This is not a diary that will be of any great help to historians, but it does reveal a very personal side of Matías Romero: it is a humorless, factual account of a ten-year period in his life. The diary begins on October 29, 1855, when Romero left Oaxaca for Mexico City and ends January 28, 1865, after he had been the Mexican minister plenipotentiary in Washington for a year.
From Romero’s daily accounts, it would escape the reader that not only was the author living in a revolutionary era, but that he was, furthermore, near the center of events. All that he records of his life in Mexico City in 1856, for example, is his daily routine: he got up, bathed, ate, studied, did his job, kept his accounts, bought a hat or a pair of shoes, and went to mass. In 1858 he fled from the capital with the Juárez group and finally arrived in Washington in 1859 as secretary of the Mexican legation. The change in locale did not greatly affect his habits as a diarist, for although he wrote extended descriptions of those parts of the United States which he visited, he had little to say about his contacts with important men on the American political scene. One is simply told that on this date he had a long conversation with Seward.
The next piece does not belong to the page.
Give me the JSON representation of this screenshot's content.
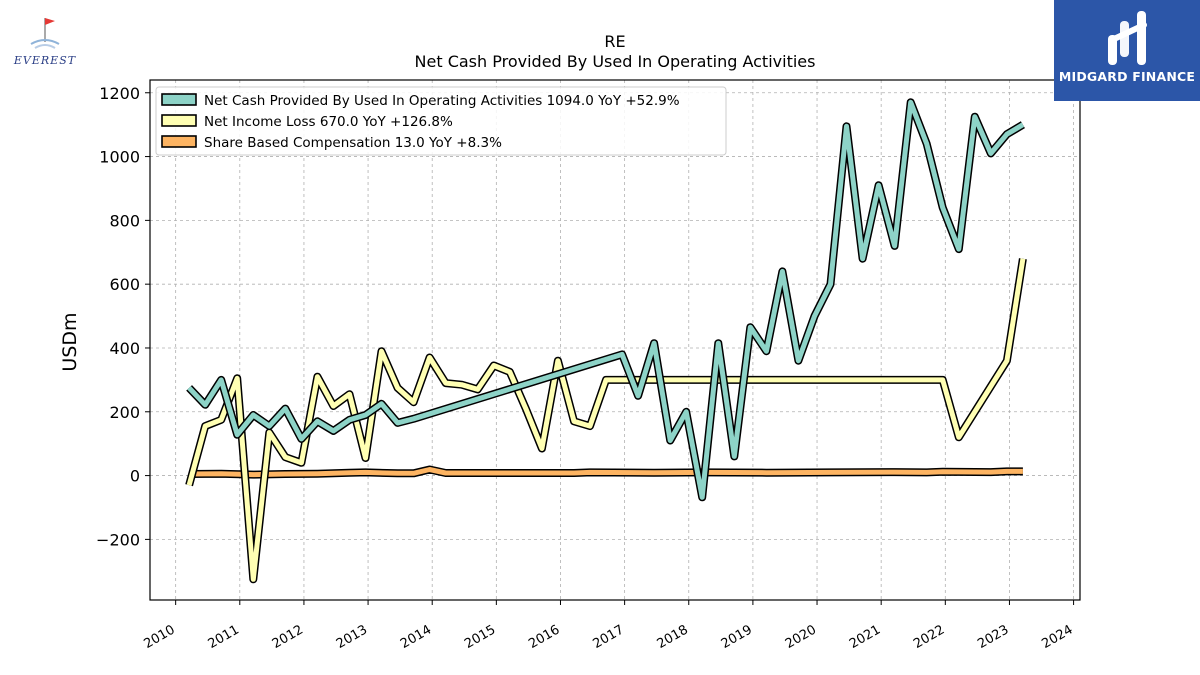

June to October of 1863 he spent in San Luis Potosí, which was then the headquarters of the Juárez government. During these months he was in constant touch with the prominent men in the government, and yet he made little reference to the bitter personal quarrels among them. Although Romero wanted to stay in Mexico and fight with Díaz against the intervention, he was much too valuable to the government as its representative in Washington and he was sent back to the United States in the fall. Here he renewed his contacts with Plumb, McDougall, and others who were working for American aid to the Juárez government.
Emma Cosío Villegas has written a fourteen page introduction and has done a good job of editing the manuscript. It is, however, unfortunate that there is no index. In many ways a complete index would be impossible (arising, bathing, breakfasting would be the major portion) but it would have been most helpful had there been an index at least to the major personages.